In summary, the final firmware can control actuators based on measurements from RTD temperature, flow and pressure sensors. The display shows live measurements. The user can control the machine using the tactile switches. Measurements are also sent to a computer on the local network for temperature control analysis.

One goal of the application was to implement these features to create a usable prototype machine. However, we should also assess the memory footprint and the performance of the application. Finally, the real-world use case was meant to reveal issues of Bern RTOS, which we will review as well.

Memory Footprint

Memory on microcontroller is typically sparse. Hence, an RTOS should be as small as possible for the features it provides. Cargo bloat [18] is a tool that groups symbols in the linker output map by crates used in a project. There is some guesswork, as some function might get inlined outside a crate. Using the tool the application was analyzed in debug and release build mode. As an intermediate, there is also a debug mode where all application dependencies are built in release mode. The results are listed in the table.


The binary size varies greatly with optimization level as indicated by the total flash size. The biggest contributor is the GUI. That comes as no surprise as there is an image in flash and graphics libraries are typically large. Many binary symbols from the GUI are not correctly picked up by the tool and are counted towards the other section. The release build without GUI resulted in a 66 kB binary. Some crates produce larger binaries in release mode than debug, which might be due to inlining, moving code from one crate to another.

During development, it became evident that optimizing dependencies is necessary in debug mode. Not only because it halves the binary size, but also because it greatly improves timing.

Bern RTOS uses 6.1 kB Flash memory in release mode. Although, the impact on binary size is bigger because some code might be inlined in the application. Additionally, there are macros that generate RTOS related code in the user application.


More important than the impact of an RTOS on the binary size is the real-time performance. Opposed to static size analysis, timing is evaluated at runtime using tracing functions. SEGGER SystemView is one of the few tools for RTOS analysis. The tool is designed to visualize and analyze traces from RTOS in real-time.

Figure: Firmware module hierarchy and moving resources.

The initialization phase starts when the program enters the main function. At that point, the CPU has access to the entire system. Hence, the board is set up and split to pass it to the different processes. Additionally, inter-process message queues (blue) between processes are allocated. Main then passes these resources to the processes. Processes are loosely coupled by message queues and each implemented in its own module.

A process then allocates synchronization primitives (red) for the threads and passes resources to the threads.

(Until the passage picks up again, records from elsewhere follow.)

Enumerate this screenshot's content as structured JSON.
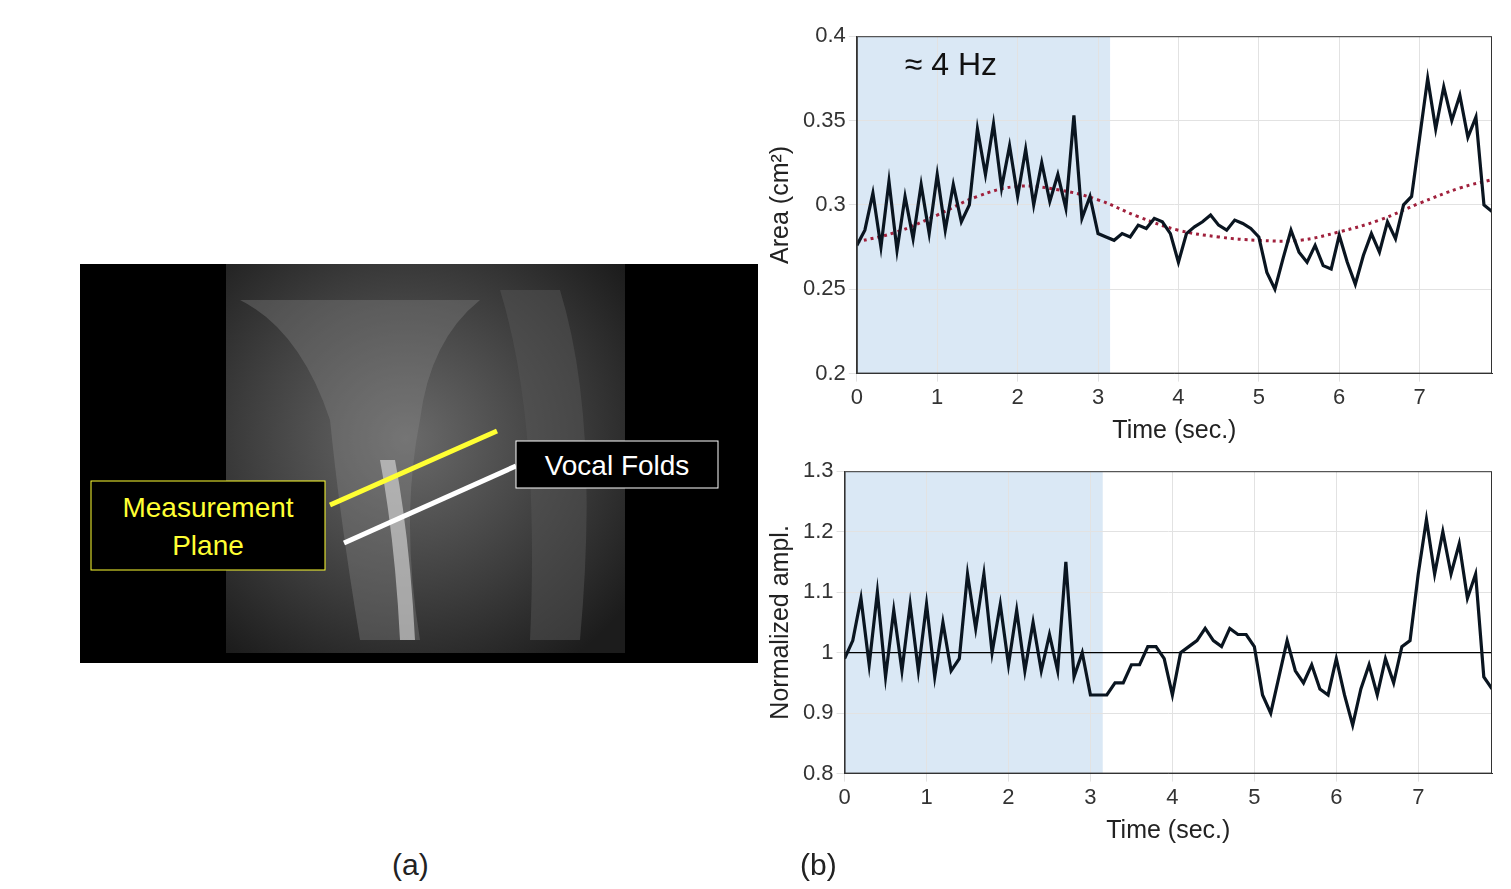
{
  "panel_a": {
    "label": "(a)",
    "annotations": [
      {
        "text": "Measurement Plane",
        "color": "#ffff33"
      },
      {
        "text": "Vocal Folds",
        "color": "#ffffff"
      }
    ]
  },
  "panel_b": {
    "label": "(b)"
  },
  "chart_data": [
    {
      "type": "line",
      "annotation": "≈ 4 Hz",
      "x_label": "Time (sec.)",
      "y_label": "Area (cm²)",
      "xlim": [
        0,
        7.9
      ],
      "xticks": [
        0,
        1,
        2,
        3,
        4,
        5,
        6,
        7
      ],
      "ylim": [
        0.2,
        0.4
      ],
      "yticks": [
        0.2,
        0.25,
        0.3,
        0.35,
        0.4
      ],
      "grid": true,
      "shaded_region": {
        "x": [
          0,
          3.15
        ],
        "color": "#dae8f5"
      },
      "x": [
        0,
        0.1,
        0.2,
        0.3,
        0.4,
        0.5,
        0.6,
        0.7,
        0.8,
        0.9,
        1,
        1.1,
        1.2,
        1.3,
        1.4,
        1.5,
        1.6,
        1.7,
        1.8,
        1.9,
        2,
        2.1,
        2.2,
        2.3,
        2.4,
        2.5,
        2.6,
        2.7,
        2.8,
        2.9,
        3,
        3.1,
        3.2,
        3.3,
        3.4,
        3.5,
        3.6,
        3.7,
        3.8,
        3.9,
        4,
        4.1,
        4.2,
        4.3,
        4.4,
        4.5,
        4.6,
        4.7,
        4.8,
        4.9,
        5,
        5.1,
        5.2,
        5.3,
        5.4,
        5.5,
        5.6,
        5.7,
        5.8,
        5.9,
        6,
        6.1,
        6.2,
        6.3,
        6.4,
        6.5,
        6.6,
        6.7,
        6.8,
        6.9,
        7,
        7.1,
        7.2,
        7.3,
        7.4,
        7.5,
        7.6,
        7.7,
        7.8,
        7.9
      ],
      "series": [
        {
          "color": "#0a1520",
          "line_style": "solid",
          "values": [
            0.276,
            0.285,
            0.307,
            0.275,
            0.314,
            0.273,
            0.305,
            0.28,
            0.312,
            0.283,
            0.318,
            0.285,
            0.312,
            0.29,
            0.3,
            0.345,
            0.318,
            0.348,
            0.31,
            0.335,
            0.305,
            0.333,
            0.3,
            0.325,
            0.302,
            0.318,
            0.298,
            0.353,
            0.292,
            0.305,
            0.283,
            0.281,
            0.279,
            0.283,
            0.281,
            0.288,
            0.286,
            0.292,
            0.29,
            0.283,
            0.266,
            0.283,
            0.287,
            0.29,
            0.294,
            0.288,
            0.285,
            0.291,
            0.289,
            0.286,
            0.281,
            0.26,
            0.25,
            0.268,
            0.285,
            0.272,
            0.266,
            0.276,
            0.264,
            0.262,
            0.282,
            0.266,
            0.253,
            0.27,
            0.283,
            0.272,
            0.29,
            0.28,
            0.3,
            0.305,
            0.34,
            0.375,
            0.345,
            0.37,
            0.35,
            0.365,
            0.34,
            0.352,
            0.3,
            0.296
          ]
        },
        {
          "color": "#a0203c",
          "line_style": "dotted",
          "x": [
            0,
            0.5,
            1,
            1.5,
            2,
            2.5,
            3,
            3.5,
            4,
            4.5,
            5,
            5.5,
            6,
            6.5,
            7,
            7.5,
            7.9
          ],
          "values": [
            0.278,
            0.284,
            0.294,
            0.305,
            0.311,
            0.309,
            0.303,
            0.293,
            0.285,
            0.281,
            0.279,
            0.279,
            0.284,
            0.291,
            0.301,
            0.31,
            0.315
          ]
        }
      ]
    },
    {
      "type": "line",
      "x_label": "Time (sec.)",
      "y_label": "Normalized ampl.",
      "xlim": [
        0,
        7.9
      ],
      "xticks": [
        0,
        1,
        2,
        3,
        4,
        5,
        6,
        7
      ],
      "ylim": [
        0.8,
        1.3
      ],
      "yticks": [
        0.8,
        0.9,
        1,
        1.1,
        1.2,
        1.3
      ],
      "grid": true,
      "shaded_region": {
        "x": [
          0,
          3.15
        ],
        "color": "#dae8f5"
      },
      "reference_line": {
        "y": 1,
        "color": "#000000"
      },
      "x": [
        0,
        0.1,
        0.2,
        0.3,
        0.4,
        0.5,
        0.6,
        0.7,
        0.8,
        0.9,
        1,
        1.1,
        1.2,
        1.3,
        1.4,
        1.5,
        1.6,
        1.7,
        1.8,
        1.9,
        2,
        2.1,
        2.2,
        2.3,
        2.4,
        2.5,
        2.6,
        2.7,
        2.8,
        2.9,
        3,
        3.1,
        3.2,
        3.3,
        3.4,
        3.5,
        3.6,
        3.7,
        3.8,
        3.9,
        4,
        4.1,
        4.2,
        4.3,
        4.4,
        4.5,
        4.6,
        4.7,
        4.8,
        4.9,
        5,
        5.1,
        5.2,
        5.3,
        5.4,
        5.5,
        5.6,
        5.7,
        5.8,
        5.9,
        6,
        6.1,
        6.2,
        6.3,
        6.4,
        6.5,
        6.6,
        6.7,
        6.8,
        6.9,
        7,
        7.1,
        7.2,
        7.3,
        7.4,
        7.5,
        7.6,
        7.7,
        7.8,
        7.9
      ],
      "series": [
        {
          "color": "#0a1520",
          "line_style": "solid",
          "values": [
            0.99,
            1.02,
            1.09,
            0.98,
            1.1,
            0.96,
            1.07,
            0.97,
            1.08,
            0.97,
            1.08,
            0.96,
            1.05,
            0.97,
            0.99,
            1.13,
            1.04,
            1.13,
            1.0,
            1.08,
            0.98,
            1.07,
            0.97,
            1.05,
            0.97,
            1.03,
            0.97,
            1.15,
            0.96,
            1.0,
            0.93,
            0.93,
            0.93,
            0.95,
            0.95,
            0.98,
            0.98,
            1.01,
            1.01,
            0.99,
            0.93,
            1.0,
            1.01,
            1.02,
            1.04,
            1.02,
            1.01,
            1.04,
            1.03,
            1.03,
            1.01,
            0.93,
            0.9,
            0.96,
            1.02,
            0.97,
            0.95,
            0.98,
            0.94,
            0.93,
            0.99,
            0.93,
            0.88,
            0.94,
            0.98,
            0.93,
            0.99,
            0.95,
            1.01,
            1.02,
            1.13,
            1.22,
            1.13,
            1.2,
            1.13,
            1.18,
            1.09,
            1.13,
            0.96,
            0.94
          ]
        }
      ]
    }
  ]
}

Finally, the kernel starts, memory barriers are set up and resources cannot be moved anymore.

This structure splits a complex problem into manageable and loosely coupled problems. Each process has its own memory region with an allocator. Therefore, memory shortages can be traced back to the threads within that process. However, at the moment thread priorities are global. The process level is skipped and priorities are scattered over multiple files. As thread priorities influence the performance of the application greatly, they should be on process level. As a solution a process priority could be introduced. The process priorities could be set in main. Then, on each process level, the priorities for the threads within the process could be set. Hence, no knowledge about the whole application is necessary.

At this moment, the kernel provides the synchronization primitives mutex and semaphore. Using semaphores to flag an event from an interrupt is however more cumbersome than necessary. Often threads only rely on a signal from an event. The kernel should also provide this simple event primitive.

The entry point of a thread is a function that contains some initialization and then an infinite loop. One issue with the infinite loop is that testing is suboptimal because it is more work to input test data into a running loop than to input a function. Another problem is awaiting one of many events. As embedded systems mostly run event based the CPU is often awaiting events. The kernel currently does not support awaiting more than one event at a time. For example, the network log thread polls multiple message queues to check if there is any new data. The kernel API could be remodeled so that the thread entry function signals pending events in its context. Most importantly, the entry function would always run to completion. That solution would simplify testing and event processing.

On testing, there are currently no mocks or simulation of the kernel. Thus, the application can only be tested at the unit level. Integration tests on the host system are impossible. Traits abstracting RTOS dependencies and mocks should be added to the kernel.

Lastly, the API has functions relying on memory allocation and some on statically sized data. The API should be usable with static and dynamic memory allocation. Though, the impact of the allocation scheme should be minimal on the kernel usage. For example, initializing a thread with a statically allocated stack should be almost identical to a dynamically allocated one.